As I pull out my chair to take my seat I glance out of the window and I’m greeted by a young girl of no more than 8 years old flying down the pedestrianised High Street; pink jacket with a rainbow of tassels and ribbons flowing in her own breeze as she kicks the ground with her left foot and propels herself along on her two wheeled scooter. What a way to start the day!
The weekend was spent pitch side again, Saturday and Sunday both brought long shifts (6 hours) of training and matches for Taiga. I spent much of this time enjoying the newly opened ‘clubhouse’ at Liverpool’s Kawasaki stadium.. and it was using the new toilets there that it dawned on me. We have to talk about toilets in Japan!
Bidets come as standard, as does a heated seat! This model pictured here has several buttons/modes/settings, yet is commonly found in cafés, gyms, shopping malls and hotels. The one in our apartment has an automatic flush. And the flush is so powerful… woe betide any superfluous artefacts getting caught in the cross fire – you ain’t getting that shit back. Literally.
Waste disposal is paramount. Burnable/non burnable, paper, plastic, glass, metal, batteries, PET bottles; each has their own sections in the recycle room within the apartment block. Paper and card MUST be flattened and wrapped neatly with all identification removed. Any oversized items must be booked and paid for a separate collection service. The organisation is eye-wateringly precise. I find it quite satisfying to be honest, yet it’s bewildering to the uninitiated.
Ah, there they are again! The pair of security guards that carry the money. Handcuffed to the trolley, they’re moving at pace today, reassuringly.
There is something serious I’ve been meaning to discuss. There was a stabbing here in Minatomirai last Thursday, at a music concert at the K-Arena. I didn’t say anything at the time as I didn’t want to alarm readers unnecessarily. Also , when the news broke, I couldn’t help but feel there was a little more to the story yet to unfold.

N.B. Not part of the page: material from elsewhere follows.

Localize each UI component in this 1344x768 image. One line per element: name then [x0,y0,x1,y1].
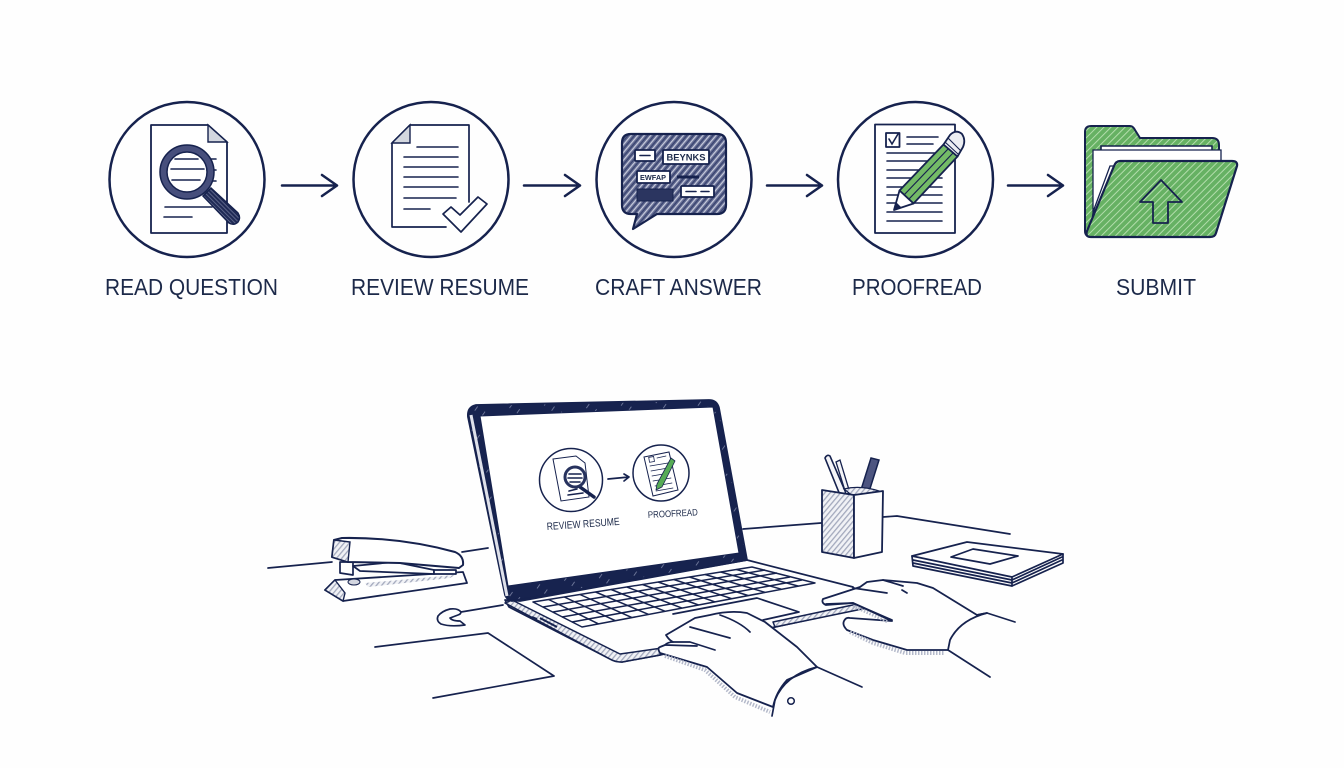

The first headline last week read: “Woman stabbed at Yokohama music arena. Suspect at large. (HERE)
This, understandably, lead to mild panic in the community. Police were enlisted to escort children to and from school, teachers also joined the patrolling efforts and the K-Arena (a relatively new building that I’ve mentioned in a previous post) came under fire for attracting large crowds of rogue strangers. The fear of the perceived threat hung like a low, dark cloud over the neighbourhood.
Taiga came home from school and declared “everyone” was talking about the “stabber”, the demon man now hiding in the bushes – armed and ready to pounce.
But something felt off to me; the victim said she hadn’t noticed being stabbed, hadn’t felt anything until she left the concert hall and noticed a knife protruding from her abdomen as she made her way down the steps of the hall back to the street.
This morning the news broke that her wound was self inflicted. HERE
Imagine the maze of confusion within her mind. Imagine the depths of trauma this poor lady must have been experiencing in order to decide on this act. Picture the weight of self hatred, shame and negativity she has to carry, to live with. My heart goes out to this woman and her loved ones, I wish her a full recovery and hope this can signify a new beginning.
Fear is such a strong driver, such a powerful emotion. They say that attack is the first form of defence, and that we attack when we feel threatened. When Taiga first arrived here in Japan, I was so scared for his well being. Everything was new and unknown to me, and I felt unable to protect him in the way I was accustomed to. I look back now with the benefit of hindsight. At the time I was blinded by fear: I remember one morning walking him to school and our route took us past a construction site. I’d been introduced to this idea of him walking home from school alone and he was due to begin this practice soon. At 6 years old it felt way too soon for me, but everyone else was doing it. I reluctantly agreed to it but insisted I check out the route myself first. As we walked past the entry doors of the construction site I looked down and noticed a hole in the ground, under the gap between the doors and the pavement. It was right there, and so close to where the kids were walking, who knows how deep this abyss could be…
I spent the whole day worrying about the treacherous journey he’d be taking back from school on his own. By the early afternoon it was driving me crazy, to the point where I felt compelled to walk back to the spot of the abyss and take a closer look. I knelt down and peered into the darkness of this black hole, prodding the water that collected at the top with my umbrella, the chrome spike immediately meeting resistance and water lightly splashing onto the toes of my trainers. The ‘abyss’ I’d discovered was actually a harmless puddle, slowly evaporating now in the afternoon sun.
I gave the security personnel guarding the entrance to the site a gentle bow and continued walking.